For years Google, Firefox, Apple and Microsoft relentlessly made the point, in order to avoid rogue sites make sure your browser “padlock” is either locked, green or otherwise “secure”. Now, cybersecurity firms are stressing those padlocks are not enough.
“You must look beyond the lock,” said Dean Coclin, senior director of business development at DigiCert. “They simply can’t be trusted anymore.”
On Monday, the Anti-Phishing Working Group released a study (PDF) that tracked a large uptick in phishing attacks in Q2 of 2020. The surge links to rogue in sites using the cryptographic protocol Transport Layer Security or TLS, most commonly referred to by its legacy name Secure Sockets Layer, or SSL.
SSL padlocks indicate a browser is using a secure and encrypted communication pipe to the server hosting the desired website. SSL warnings are also complimented by the additional HTTPS indication within a browser address bar, meaning the browser is transmitting information safely using Hypertext Transfer Protocol Secure.
Certificate Abuse Skyrockets
According to the Anti-Phishing Working Group (APWG) report, 80 percent of phishing sites used SSL certificates in Q2, according to APWG. Attacks ranged from phishing lures pointing to bogus wire transfer sites and social media platforms Facebook and WhatsApp being pelted with links to shady domains.
Pockets of abuse of TLS/SSL certificates have nagged the industry for years. But today the problem has become chronic, Coclin said. “Ever since the last major browser added SSL warnings to its address bar the bad guys have been also been using SSL/TLS padlock,” he said.
Phishers Up Anti with Abuse of Extended Validation Certificates
Rogue domain certificates have been mostly limited to bad actors acquiring what are called Domain Validated certificates acquired for free from services such as Let’s Encrypt.
Domain Validation certificates are a bare-bones solution for securing communications between a web browser and a server using TLS encryption. Several free services automated self-serve system that only checks that an applicant has control over a domain before issuing a free certificate. It’s a system ripe for abuse when issuing domain validation certificates, experts say.
Considered more secure are Extended Validation and Organizational Validation certificates. These higher-level certificates used by banks, insurers and ecommerce sites require extensive vetting of applicants to ensure sites are who they say they are. But now, the APWG reports that Extended Validation certificates may not be as trustworthy as once thought.
“In addition, the observed emergence of phishing sites using Extended Validation certificates in Q2 is a stark reminder that phishers are increasingly turning security features against users,” the report stated.
Of the attacks looked at in the APWG report, 91 percent of certificates used in phishing attacks were Domain Validate. “Interestingly, we found 27 web sites that were using Extended Validation certificates,” according to John LaCour, founder and CTO of Digital Risk Protection company PhishLabs.
“This use of Extended Validation certificates is a serious business. The point of an Extended Validation certificate is that they require verification of the requesting entity’s legal identity before the certificate is issued,” according to the report.
Hackers behind the Extended Validation certificates, didn’t acquire the certificates legitimately, rather they were stolen from hacked sites that already had them, the report states.

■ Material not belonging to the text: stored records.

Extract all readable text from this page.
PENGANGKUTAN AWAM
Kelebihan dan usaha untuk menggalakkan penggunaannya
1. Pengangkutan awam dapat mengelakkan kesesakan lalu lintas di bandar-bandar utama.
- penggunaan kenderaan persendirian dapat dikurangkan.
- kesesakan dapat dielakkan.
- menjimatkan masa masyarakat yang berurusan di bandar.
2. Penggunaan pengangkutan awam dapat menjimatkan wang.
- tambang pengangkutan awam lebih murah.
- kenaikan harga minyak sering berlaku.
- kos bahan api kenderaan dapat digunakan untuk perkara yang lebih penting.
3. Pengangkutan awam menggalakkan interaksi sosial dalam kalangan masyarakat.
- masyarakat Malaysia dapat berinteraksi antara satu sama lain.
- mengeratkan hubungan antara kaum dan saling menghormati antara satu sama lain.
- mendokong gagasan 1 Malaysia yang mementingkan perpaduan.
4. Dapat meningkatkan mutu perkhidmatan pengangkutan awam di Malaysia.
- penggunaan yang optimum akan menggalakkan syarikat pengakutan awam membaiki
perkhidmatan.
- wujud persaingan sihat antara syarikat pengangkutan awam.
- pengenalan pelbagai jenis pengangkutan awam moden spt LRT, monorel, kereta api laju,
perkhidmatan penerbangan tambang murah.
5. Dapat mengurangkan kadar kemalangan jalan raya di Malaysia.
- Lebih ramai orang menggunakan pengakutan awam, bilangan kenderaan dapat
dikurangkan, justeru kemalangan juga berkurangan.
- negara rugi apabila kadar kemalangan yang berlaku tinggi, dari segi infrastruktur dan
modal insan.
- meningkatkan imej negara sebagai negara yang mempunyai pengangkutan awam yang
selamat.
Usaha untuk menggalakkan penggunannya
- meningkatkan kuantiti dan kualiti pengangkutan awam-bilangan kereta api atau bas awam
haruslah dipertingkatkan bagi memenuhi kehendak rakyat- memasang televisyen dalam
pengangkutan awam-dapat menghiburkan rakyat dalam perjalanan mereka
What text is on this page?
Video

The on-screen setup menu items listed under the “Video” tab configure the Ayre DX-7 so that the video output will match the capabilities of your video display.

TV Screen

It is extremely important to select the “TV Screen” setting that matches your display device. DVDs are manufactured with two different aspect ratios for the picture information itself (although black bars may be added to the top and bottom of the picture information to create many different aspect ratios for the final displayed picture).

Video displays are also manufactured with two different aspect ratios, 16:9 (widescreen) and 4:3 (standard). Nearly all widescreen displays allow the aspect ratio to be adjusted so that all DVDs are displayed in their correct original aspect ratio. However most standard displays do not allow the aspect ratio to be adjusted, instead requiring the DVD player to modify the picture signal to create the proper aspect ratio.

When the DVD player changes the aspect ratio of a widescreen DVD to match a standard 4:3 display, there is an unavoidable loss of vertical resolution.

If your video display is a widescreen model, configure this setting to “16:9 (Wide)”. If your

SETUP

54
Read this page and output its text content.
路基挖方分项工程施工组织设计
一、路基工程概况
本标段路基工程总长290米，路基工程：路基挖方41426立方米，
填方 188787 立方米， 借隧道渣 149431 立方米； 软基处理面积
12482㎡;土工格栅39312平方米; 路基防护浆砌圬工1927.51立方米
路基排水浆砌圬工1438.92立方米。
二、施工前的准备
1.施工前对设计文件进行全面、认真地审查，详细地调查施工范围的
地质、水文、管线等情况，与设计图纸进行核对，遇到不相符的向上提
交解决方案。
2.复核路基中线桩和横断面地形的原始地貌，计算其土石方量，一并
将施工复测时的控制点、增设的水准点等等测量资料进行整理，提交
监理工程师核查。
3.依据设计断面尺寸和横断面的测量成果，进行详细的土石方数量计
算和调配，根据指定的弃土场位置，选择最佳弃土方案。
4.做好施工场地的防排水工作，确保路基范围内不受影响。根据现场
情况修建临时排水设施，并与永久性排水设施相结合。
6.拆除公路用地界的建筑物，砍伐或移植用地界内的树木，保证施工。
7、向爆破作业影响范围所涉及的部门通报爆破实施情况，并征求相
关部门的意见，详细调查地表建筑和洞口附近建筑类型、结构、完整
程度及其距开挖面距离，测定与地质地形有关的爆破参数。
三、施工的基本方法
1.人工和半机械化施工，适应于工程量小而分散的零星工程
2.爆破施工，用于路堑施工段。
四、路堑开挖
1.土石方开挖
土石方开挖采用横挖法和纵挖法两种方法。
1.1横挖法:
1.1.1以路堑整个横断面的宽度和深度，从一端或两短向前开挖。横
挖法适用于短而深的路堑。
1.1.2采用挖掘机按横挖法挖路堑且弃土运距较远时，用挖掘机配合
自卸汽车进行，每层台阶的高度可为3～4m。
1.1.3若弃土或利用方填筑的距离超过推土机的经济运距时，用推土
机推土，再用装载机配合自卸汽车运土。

Attackers “are increasingly turning security features against users”, wrote PhishLabs in a recent blog post on the topic.
The primary concern has been that Domain or Extended Domain certificates offered criminals an easy way to facilitate website spoofing, server impersonation, man-in-the-middle attacks and a way to sneak malware through company firewalls.
Unsuspecting users might think they are communicating with trustworthy sites because the identity of the site has been validated by a CA, without realizing that these are either hijacked Extended or Domain validated certificates.
The remedy, Coclin said, from browser firms has been to rollout new safe-browsing tools such as Google’s Safe Browsing for Chrome and Microsoft’s SmartScreen filter which facilitates safe browsing for Internet Explorer and Edge browsers.
Coclin warns these are stopgap solutions and what really needs to be done is overhaul of the domain registration system. “Why people are allowed to register clearly fraudulent domains in the first place, I don’t know,” he said. “The problem is, nobody wants to own this problem. And until someone does, you must look beyond the padlock.”